Baxandall nous indique qu'un raccourci est une forme particulière de perspective. Par la suite, au travers des écrits de Landino, l'auteur démontre que le raccourci serait le versant pratique de la théorie de la perspective (p.188).

Prompto – prompt

Le terme caractérise à la fois le mouvement des figures et la main du peintre. L'historien et Landino considèrent qu'il faut un œil exercé, voire un peintre lui même, pour apprécier profondément la promptitude d'une pièce ou d'un artiste, en une forme d'habileté créée tout à la fois par le talent et l'expérience (p.191).


Fra Angelico :


Vezzoso – enjoué

Terme nébuleux, que l'on ne peut pas véritablement traduire de façon pertinente. Cette notion n'est pas nécessairement une vertu, que Landino utilise encore une fois et pour parler des figures et du caractère pictural propre au peintre qu'il décrit (comme la grâce précédemment évoquée). Cette expression peut signifier tout à la fois « suave qu'enjoué ou charmeur » (p.194).

Devoto – dévot

Baxandall insiste sur le fait que ce terme ne renvoie pas précisément à l'acception actuelle que nous en avons. Au contraire celui-ci indiquerait plutôt « un style a la fois contemplatif, mêlant joie et tristesse ; sans complication et intellectuellement sans prétention » (p.195). En effet, Baxandall avait indiqué précédemment l'importance de la peinture religieuse dans l'éducation chrétienne du tout-venant, la majorité des ouailles étant souvent illettrées.



conclusion


La méthode de Baxandall, finalement, réside dans la précision de l'étude, en particulier de toutes les sources primaires (issues de l'époque étudiée, au contraire des sources secondaires, concernant les écrits ultérieurs) que l'on peut trouver concernant une époque, c'est tâcher de rendre vivant ce qui ne l'est plus par l'excavation des habitudes sociales, des codes et des normes sociétales, la lecture des sermons d'époque, l'étude de l'apprentissage des jeunes gens etc...Au sein de cette partie de l'ouvrage, il s'agit pour l'auteur de rendre compte de la nécessite d'une relecture vivante du langage.

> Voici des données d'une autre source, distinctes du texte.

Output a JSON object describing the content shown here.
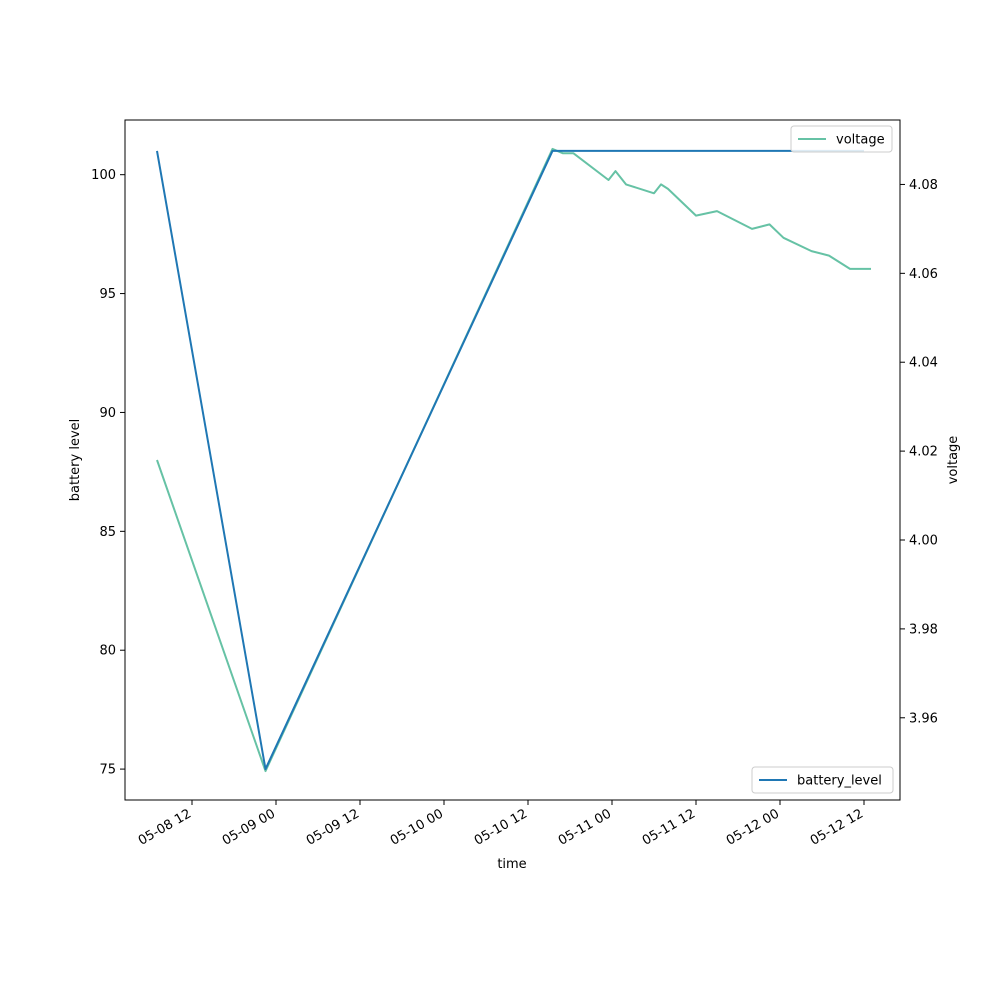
{
  "chart_data": {
    "type": "line",
    "xlabel": "time",
    "ylabel_left": "battery level",
    "ylabel_right": "voltage",
    "x_ticks": [
      "05-08 12",
      "05-09 00",
      "05-09 12",
      "05-10 00",
      "05-10 12",
      "05-11 00",
      "05-11 12",
      "05-12 00",
      "05-12 12"
    ],
    "y_left": {
      "ticks": [
        75,
        80,
        85,
        90,
        95,
        100
      ],
      "range": [
        73.7,
        102.3
      ]
    },
    "y_right": {
      "ticks": [
        3.96,
        3.98,
        4.0,
        4.02,
        4.04,
        4.06,
        4.08
      ],
      "range": [
        3.9415,
        4.0945
      ]
    },
    "grid": false,
    "series": [
      {
        "name": "battery_level",
        "axis": "left",
        "color": "#1f77b4",
        "legend_position": "lower-right",
        "points": [
          [
            "2023-05-08 07:00",
            101
          ],
          [
            "2023-05-08 22:30",
            75
          ],
          [
            "2023-05-10 15:30",
            101
          ],
          [
            "2023-05-12 12:00",
            101
          ]
        ]
      },
      {
        "name": "voltage",
        "axis": "right",
        "color": "#66c2a5",
        "legend_position": "upper-right",
        "points": [
          [
            "2023-05-08 07:00",
            4.018
          ],
          [
            "2023-05-08 22:30",
            3.948
          ],
          [
            "2023-05-10 15:30",
            4.088
          ],
          [
            "2023-05-10 17:00",
            4.087
          ],
          [
            "2023-05-10 18:30",
            4.087
          ],
          [
            "2023-05-10 23:30",
            4.081
          ],
          [
            "2023-05-11 00:30",
            4.083
          ],
          [
            "2023-05-11 02:00",
            4.08
          ],
          [
            "2023-05-11 06:00",
            4.078
          ],
          [
            "2023-05-11 07:00",
            4.08
          ],
          [
            "2023-05-11 08:00",
            4.079
          ],
          [
            "2023-05-11 12:00",
            4.073
          ],
          [
            "2023-05-11 15:00",
            4.074
          ],
          [
            "2023-05-11 20:00",
            4.07
          ],
          [
            "2023-05-11 22:30",
            4.071
          ],
          [
            "2023-05-12 00:30",
            4.068
          ],
          [
            "2023-05-12 04:30",
            4.065
          ],
          [
            "2023-05-12 07:00",
            4.064
          ],
          [
            "2023-05-12 10:00",
            4.061
          ],
          [
            "2023-05-12 13:00",
            4.061
          ]
        ]
      }
    ]
  }
}
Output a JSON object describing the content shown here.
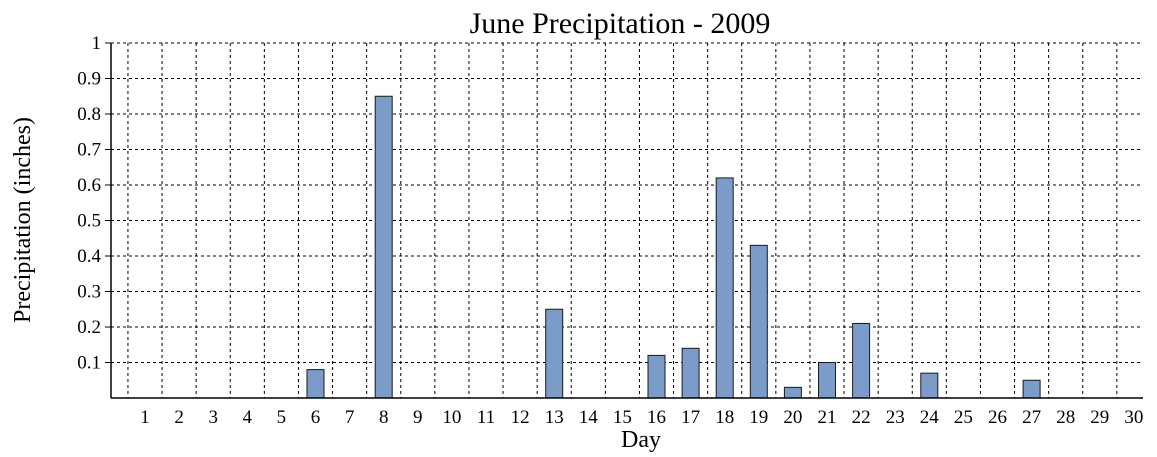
{
  "chart_data": {
    "type": "bar",
    "title": "June Precipitation - 2009",
    "xlabel": "Day",
    "ylabel": "Precipitation (inches)",
    "categories": [
      "1",
      "2",
      "3",
      "4",
      "5",
      "6",
      "7",
      "8",
      "9",
      "10",
      "11",
      "12",
      "13",
      "14",
      "15",
      "16",
      "17",
      "18",
      "19",
      "20",
      "21",
      "22",
      "23",
      "24",
      "25",
      "26",
      "27",
      "28",
      "29",
      "30"
    ],
    "values": [
      0,
      0,
      0,
      0,
      0,
      0.08,
      0,
      0.85,
      0,
      0,
      0,
      0,
      0.25,
      0,
      0,
      0.12,
      0.14,
      0.62,
      0.43,
      0.03,
      0.1,
      0.21,
      0,
      0.07,
      0,
      0,
      0.05,
      0,
      0,
      0
    ],
    "ylim": [
      0,
      1
    ],
    "yticks": [
      "0.1",
      "0.2",
      "0.3",
      "0.4",
      "0.5",
      "0.6",
      "0.7",
      "0.8",
      "0.9",
      "1"
    ],
    "grid": true,
    "bar_color": "#7b9cc9"
  }
}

Baxandall fait donc entrevoir, en moins de 200 pages, comment recouper les habitudes visuelles d'une ou plusieurs générations, au travers de l'étude de sources primaires plurielles, s'attachant à tous les domaines dans lesquels peuvent baigner les regardeurs potentiels d'une œuvre d'art, ici, de productions picturales (de peintures).